Ce ruisseau remonte à sa source;
Un boeuf gravit sur un clocher;
Le sang coule de ce rocher, etc....

Son œuvre est très inégale. Ce fut au fond un tempérament rétif, plus sensuel que sentimental, ayant le goût de l'étrange, bohême et débraillé, mais foncièrement lui-même et possédant le don de voir et de dire ce qu'il voyait d'une façon originale.

Le bon gros » Saint-Amant (1594-1661) a reçu comme Théophile de Viau l'hospitalité de Gautier dans les Grotesques. Protégé du duc de Retz, du maréchal de Créqui et du comte d'Harcourt, il vit du service sur terre et sur mer et entreprit de nombreux voyages en Espagne, en Italie, en Pologne. Il finit pieusement une vie agitée.

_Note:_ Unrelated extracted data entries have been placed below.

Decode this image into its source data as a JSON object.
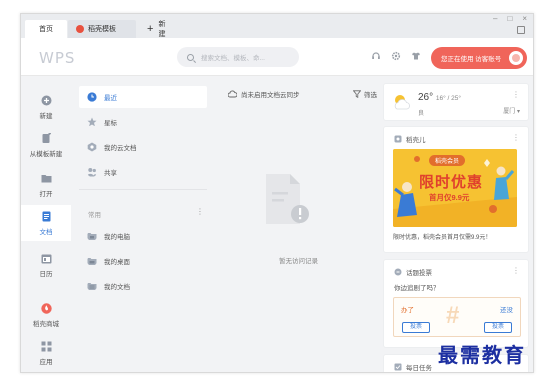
{
  "tabs": {
    "home": "首页",
    "doc": "稻壳模板",
    "new": "新建"
  },
  "window_controls": {
    "minimize": "–",
    "maximize": "□",
    "close": "×"
  },
  "header": {
    "logo": "WPS",
    "search_placeholder": "搜索文档、模板、命...",
    "user_label": "您正在使用 访客账号"
  },
  "rail": {
    "items": [
      {
        "label": "新建",
        "icon": "plus-circle-icon"
      },
      {
        "label": "从模板新建",
        "icon": "template-icon"
      },
      {
        "label": "打开",
        "icon": "folder-icon"
      },
      {
        "label": "文档",
        "icon": "document-icon",
        "active": true
      },
      {
        "label": "日历",
        "icon": "calendar-icon"
      },
      {
        "label": "稻壳商城",
        "icon": "store-icon"
      },
      {
        "label": "应用",
        "icon": "apps-icon"
      }
    ]
  },
  "nav": {
    "items": [
      {
        "label": "最近",
        "icon": "clock-icon",
        "active": true
      },
      {
        "label": "星标",
        "icon": "star-icon"
      },
      {
        "label": "我的云文档",
        "icon": "cloud-doc-icon"
      },
      {
        "label": "共享",
        "icon": "share-icon"
      }
    ],
    "section_label": "常用",
    "common": [
      {
        "label": "我的电脑",
        "icon": "computer-icon"
      },
      {
        "label": "我的桌面",
        "icon": "desktop-icon"
      },
      {
        "label": "我的文档",
        "icon": "folder-icon"
      }
    ]
  },
  "main": {
    "sync_text": "尚未启用文档云同步",
    "filter_label": "筛选",
    "empty_text": "暂无访问记录"
  },
  "weather": {
    "temp": "26°",
    "range": "16° / 25°",
    "condition": "良",
    "city": "厦门"
  },
  "promo": {
    "title": "稻壳儿",
    "tag": "稻壳会员",
    "headline": "限时优惠",
    "subline": "首月仅9.9元",
    "caption": "限时优惠，稻壳会员首月仅需9.9元！"
  },
  "poll": {
    "title": "话题投票",
    "question": "你边追剧了吗？",
    "option_a": "办了",
    "option_b": "还没",
    "vote_a": "投票",
    "vote_b": "投票"
  },
  "task": {
    "title": "每日任务"
  },
  "watermark": "最需教育",
  "colors": {
    "accent": "#3a7bd5",
    "brand_red": "#f0655a",
    "promo_yellow": "#f6c232"
  }
}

En 1643 dans sa Rome ridicule il inaugura le genre burlesque que nous retrouverons au chapitre suivant, et il composa un poème heroï-comique sur l'Angleterre qu'il intitula Albion. Il ne publia qu'en 1653 un poème qu'il avait commencé depuis longtemps et que Boileau a rendu fameux à force d'en parler, son Moise sauvé.

Boileau, quand il s'intéresse (dans sa Satire I) aux rimeurs affamés cite Saint-Amant, et selon lui,

Saint-Amant n'eut du ciel que sa veine en partage,
L'habit qu'il eut sur lui fut son seul héritage,
Un lit et deux placets composaient tout son bien,
Ou, pour mieux en parler, Saint-Amant n'avait rien.
Mais quoi las de traîner une vie importune,
Il engagea ce rien pour chercher la fortune,
Et, tout chargé de vers qu'il devait mettre au jour,
Conduit d'un vain espoir, il parut à la cour.
Qu'arriva-t-il enfin de sa Muse abusée ?

Il en revint couvert de honte et de risée ;
Et la fièvre, au retour, terminant son destin,
Fit par avance en lui ce qu'aurait fait la faim

S'il faut s'en rapporter au témoignage du satiriste, ce dut être une fin de vie d'autant plus dure pour Saint-Amant qu'il aimait la bonne chère et la joie. Toute une partie de son œuvre, et non la moindre,

lui a été inspirée par le vin et les plaisirs de la table, et consiste en une série de tableaux riches en couleurs, la Vigne, le Fromage, les Goinfres dont le réalisme n'est dépassé que par les compositions qui portent le nom de La Gazette du Pont-Neuf, les Cabarets, le Poète crotté, etc. C'est une véritable mine d'idées et d'images, mais tout y est pêle-mêle, sans coordination.

Pour donner un exemple des œuvres de ce genre, je transcris ici le sonnet des Goinfres, l'un de ses meilleurs :

Coucher trois dans un drap, sans feu ny sans chandelle, Au profond de l'hiver dans la sale aux fagots,

Où les chats ruminans le langage des Goths

Nous esclairent sans cesse en rouant la prunelle ;

Hausser nostre chevet avec une escabelle,
Estre deux ans à jeun comme les escargots,
Resver en grimassant ainsi que les magots,
Qui, bâillans au soleil, se gratent sous l'aisselle ;
Mettre au lieu de bonnet, la coiffe d'un chapeau ;
Prendre, pour se couvrir, la frise d'un manteau
Dont le dessus servit à nous doubler la panse ;

Puis souffrir cent brocars d'un vieux hoste irrité
Qui peut fournir à peine à la moindre despense;
C'est ce qu'engendre enfin la prodigalité.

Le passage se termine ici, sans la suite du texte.